山本久七像「軍人像」は全国各地に残されていますが、県内では19体が確認され、このうち13体が天草地方に集中しています。今回、中部地方の軍人像の調査研究を進める愛知芸術文化センター愛知県美術館長の平瀬礼太さんとくまもと戦跡ネットワークの髙谷和生さんが実施した調査にKKTのカメラが同行しました。

■平瀬礼太さん
「あーでもこれか。なるほど。かなりこれはきれいですね」

■髙谷和生さん
「胸の徽章、それと襟章のところには13という数字がありますね。これは第6師団の熊本編制の部隊は第13連隊」

■平瀬礼太さん
「昇進して…けっこう記録全部入ってますね」

■髙谷和生さん
「これも昭和12年11月19日に。
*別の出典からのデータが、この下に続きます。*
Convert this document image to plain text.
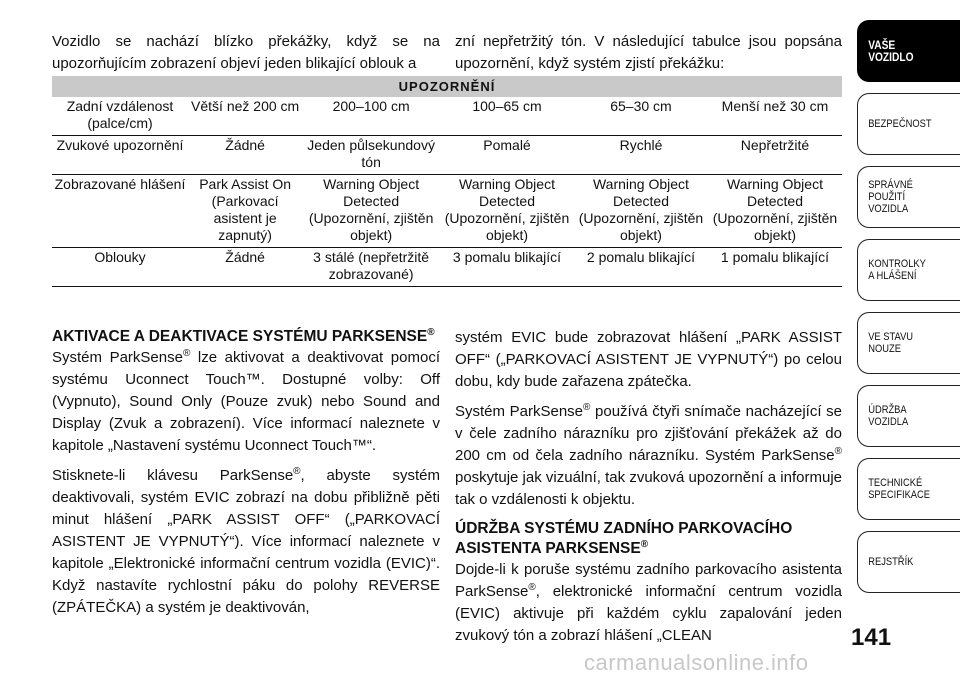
Vozidlo se nachází blízko překážky, když se na upozorňujícím zobrazení objeví jeden blikající oblouk a

zní nepřetržitý tón. V následující tabulce jsou popsána upozornění, když systém zjistí překážku:

UPOZORNĚNÍ					
Zadní vzdálenost (palce/cm)	Větší než 200 cm	200–100 cm	100–65 cm	65–30 cm	Menší než 30 cm
Zvukové upozornění	Žádné	Jeden půlsekundový tón	Pomalé	Rychlé	Nepřetržité
Zobrazované hlášení	Park Assist On (Parkovací asistent je zapnutý)	Warning Object Detected (Upozornění, zjištěn objekt)	Warning Object Detected (Upozornění, zjištěn objekt)	Warning Object Detected (Upozornění, zjištěn objekt)	Warning Object Detected (Upozornění, zjištěn objekt)
Oblouky	Žádné	3 stálé (nepřetržitě zobrazované)	3 pomalu blikající	2 pomalu blikající	1 pomalu blikající
AKTIVACE A DEAKTIVACE SYSTÉMU PARKSENSE®

Systém ParkSense® lze aktivovat a deaktivovat pomocí systému Uconnect Touch™. Dostupné volby: Off (Vypnuto), Sound Only (Pouze zvuk) nebo Sound and Display (Zvuk a zobrazení). Více informací naleznete v kapitole „Nastavení systému Uconnect Touch™“.

Stisknete-li klávesu ParkSense®, abyste systém deaktivovali, systém EVIC zobrazí na dobu přibližně pěti minut hlášení „PARK ASSIST OFF“ („PARKOVACÍ ASISTENT JE VYPNUTÝ“). Více informací naleznete v kapitole „Elektronické informační centrum vozidla (EVIC)“. Když nastavíte rychlostní páku do polohy REVERSE (ZPÁTEČKA) a systém je deaktivován,

systém EVIC bude zobrazovat hlášení „PARK ASSIST OFF“ („PARKOVACÍ ASISTENT JE VYPNUTÝ“) po celou dobu, kdy bude zařazena zpátečka.

Systém ParkSense® používá čtyři snímače nacházející se v čele zadního nárazníku pro zjišťování překážek až do 200 cm od čela zadního nárazníku. Systém ParkSense® poskytuje jak vizuální, tak zvuková upozornění a informuje tak o vzdálenosti k objektu.

ÚDRŽBA SYSTÉMU ZADNÍHO PARKOVACÍHO ASISTENTA PARKSENSE®

Dojde-li k poruše systému zadního parkovacího asistenta ParkSense®, elektronické informační centrum vozidla (EVIC) aktivuje při každém cyklu zapalování jeden zvukový tón a zobrazí hlášení „CLEAN

VAŠE
VOZIDLO
BEZPEČNOST
SPRÁVNÉ
POUŽITÍ
VOZIDLA
KONTROLKY
A HLÁŠENÍ
VE STAVU
NOUZE
ÚDRŽBA
VOZIDLA
TECHNICKÉ
SPECIFIKACE
REJSTŘÍK
141
carmanualsonline.info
なので同時期に作られた物かなとほぼ同時期に戦死されています」

戦死した我が子を思って建てられた像でしょうか。表情にはどこか幼さが残っています。

■平瀬礼太さん「予想以上にきれいに作ってらっしゃるなと。童顔なんですよ。皆さん大体。若いからってのもあると思うんですけど、綺麗に作られてるんですよね」

■髙谷和生さん
「石工さんの話ですと全体は荒砥でやっても、仕上げはですね、顔のところと手のところ、手首から下と顔はですね、いちばん目の綺麗な砥石で細工をすると言われました」

髙谷さんによりますと、天草にはこの祗園橋を造った江戸時代から続く優秀な石工集団「下浦石工」がいて、軍人像のいくつかを作ったということです。

■愛知芸術文化センター愛知県美術館長・平瀬礼太さん
「等身に近いものが多いですのでお亡くなりになる前の姿に近い形で作られているのではないかなということを感じました。きれいに残っていて仕上げもきれいだという印象をすごく強く受けますしやはりこの土地の素材を使って土地の職人さんがいらっしゃったって背景がものすごく強いのではないか」

天草市栖本町には周囲に木が生い茂り、藪の中にたたずむ像も。「陸軍上等兵林辺又市之墓」と刻まれています。